November 10, 2025
A Comparison Of The EU, US And China

Vlad Panin, CEO at iFrame, is a corporate lawyer, healthcare administration expert and scientist.

For executives racing to lead in healthcare AI, I see the European Union, the United States and China as the leading regulatory paradigms for the next decade. Europe’s careful, risk-based legislation, the U.S.’s sector-specific, enforcement-backed approach and China’s state-led, data-sovereignty model can each help us define how AI platforms clear markets, manage compliance costs and mitigate risk.

Europe

Recently, the EU approved the landmark Artificial Intelligence Act, classifying many healthcare AI applications as high‑risk and mandating conformity assessments. As noted by Jones Day, violators can face significant penalties “including the greater of either up to €35 million or 7 % of their global annual turnover.”

At the same time, McKinsey and other industry sources project that AI could yield hundreds of billions in savings, with global estimates sometimes reaching between $270 and $320 billion in administrative cost reductions.

Complementing this, the European regulatory framework, including the European Health Data Space (EHDS) and GDPR, enforces strict consent, transparency and data‑protection standards. While specific global savings figures vary, analyses like those from McKinsey highlight significant potential for AI‑driven automation to reduce administrative burdens. Investment initiatives, such as the Horizon Europe programme, allocates €95.5 billion for research and innovation through 2027.

United States

In contrast, the United States operates under a more regulatory patchwork, which includes the FDA’s guidance on AI/ML in software as a medical device (SaMD), recent HHS HIPAA updates and proposed state-level measures such as California’s AI disclosure requirements (i.e., AB-3030) and New York’s algorithmic bias proposals. These all help create a landscape where legal actions have already resulted in settlements.

For instance, a promiment case is the Cigna PxDx algorithm case, which alleges “Cigna used PxDx to automatically review and deny over 300,000 claims.” This kind of automated decision-making raises concerns not only about fairness and transparency but also about the broader administrative inefficiencies in the healthcare system. In fact, U.S. administrative spending reached $950 billion, or 15% to 25% of total health expenditures in 2019.

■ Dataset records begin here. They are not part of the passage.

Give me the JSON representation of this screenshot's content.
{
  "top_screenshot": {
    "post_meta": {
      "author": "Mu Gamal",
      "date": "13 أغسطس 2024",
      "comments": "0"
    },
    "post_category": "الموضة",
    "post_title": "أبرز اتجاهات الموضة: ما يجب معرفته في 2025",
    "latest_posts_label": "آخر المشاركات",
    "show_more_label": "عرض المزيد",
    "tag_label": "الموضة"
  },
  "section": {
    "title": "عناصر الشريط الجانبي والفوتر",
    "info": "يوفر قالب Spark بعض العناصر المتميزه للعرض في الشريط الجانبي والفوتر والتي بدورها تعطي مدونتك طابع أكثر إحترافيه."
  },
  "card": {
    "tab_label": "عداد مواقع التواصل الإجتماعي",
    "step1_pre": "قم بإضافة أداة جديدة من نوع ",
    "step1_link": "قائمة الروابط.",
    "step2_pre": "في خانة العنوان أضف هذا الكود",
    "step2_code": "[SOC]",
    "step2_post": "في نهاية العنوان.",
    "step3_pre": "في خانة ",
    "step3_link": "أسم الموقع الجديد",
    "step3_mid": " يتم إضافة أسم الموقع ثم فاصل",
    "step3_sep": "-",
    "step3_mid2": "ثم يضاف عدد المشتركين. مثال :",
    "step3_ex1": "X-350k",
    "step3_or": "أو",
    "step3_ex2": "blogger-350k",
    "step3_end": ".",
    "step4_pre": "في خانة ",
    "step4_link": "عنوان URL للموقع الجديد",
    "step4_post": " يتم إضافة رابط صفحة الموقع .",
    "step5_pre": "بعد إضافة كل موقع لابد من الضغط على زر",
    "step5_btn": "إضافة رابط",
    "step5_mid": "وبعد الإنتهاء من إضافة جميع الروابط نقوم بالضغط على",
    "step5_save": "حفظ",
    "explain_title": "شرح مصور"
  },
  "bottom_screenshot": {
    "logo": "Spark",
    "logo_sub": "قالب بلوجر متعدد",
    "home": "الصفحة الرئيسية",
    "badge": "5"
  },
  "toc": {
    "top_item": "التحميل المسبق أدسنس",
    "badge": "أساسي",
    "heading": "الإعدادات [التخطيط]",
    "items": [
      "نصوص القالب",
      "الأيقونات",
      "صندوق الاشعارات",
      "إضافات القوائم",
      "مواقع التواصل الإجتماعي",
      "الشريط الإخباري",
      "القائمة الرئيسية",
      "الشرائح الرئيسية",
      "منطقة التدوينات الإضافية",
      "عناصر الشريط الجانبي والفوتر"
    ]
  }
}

Med.Report suggests AI coding solutions offer potential for significant denial reductions and throughput improvements. Accenture forecasts that key AI applications could “create $150 billion in annual savings for the US healthcare economy by 2026.” Yet, according to analyses like those from Arcadia, implementation cost and regulatory uncertainty are frequently cited by healthcare leaders as chief obstacles to AI adoption.

China

Under “Healthy China 2030” and the 14th Five‑Year Plan, AI development and adoption in healthcare are prioritized, accelerating rollout in major hospitals and supported by national efforts to develop AI technical standards.

This rapid integration of AI into clinical settings is taking place alongside stringent data governance. The Personal Information Protection Law (PIPL) mandates data localization, separate consent for processing sensitive personal information and periodic compliance audits for data handlers. At Shanghai’s Ruijin Hospital, the RuiPath AI pathology model—developed with Huawei and SenseTime—now delivers preliminary pathology reads in seconds, all within PIPL’s security framework.

Such advancements are unfolding within a booming healthcare market. According to a Frost & Sullivan report, China’s healthcare market is projected to reach approximately $1.95 trillion by 2025, growing at nearly 10% annually.

Three Playbooks

So, what’s the playbook for taking healthcare AI global? It means understanding three very different game plans. Europe plays it safe. Get your AI approved before launch. Prove it meets strict risk and data rules (AI Act, GDPR). Why? Partially because mistakes can bring massive fines. So, caution comes first.

The U.S. acts differently. You might launch faster here. Rules often target specific sectors, like FDA for devices or HIPAA for data security. But be ready. Problems surface after market entry, often through costly lawsuits (like the Cigna case) or hefty HIPAA penalties. Enforcement follows deployment.

China moves fast, led by the state. Scale is the goal—and under national plans. AI gets rolled out particularly quickly in hospitals. But data must stay local, governed by strict PIPL rules. Control is paramount.

In my opinion, companies must focus on these core strategies to achieve success across global markets:

1. Build flexible tech. Design AI like building blocks. Swap modules easily for EU, U.S. or Chinese rules.

2. Design for transparency. Show your work. Make AI explainable, especially for EU and U.S. eyes.

3. Partner locally. Work hand-in-hand with EU-notified bodies, U.S. agencies like FDA/OCR and Chinese health authorities. Know the local players.

4. Prepare for risks. Set aside funds. Big EU fines, U.S. penalties and lawsuits are real possibilities. Plan for them.

For healthtech firms with global ambitions, building regulatory agility across these key markets is no longer optional—it’s fundamental to achieving scale and sustainable growth.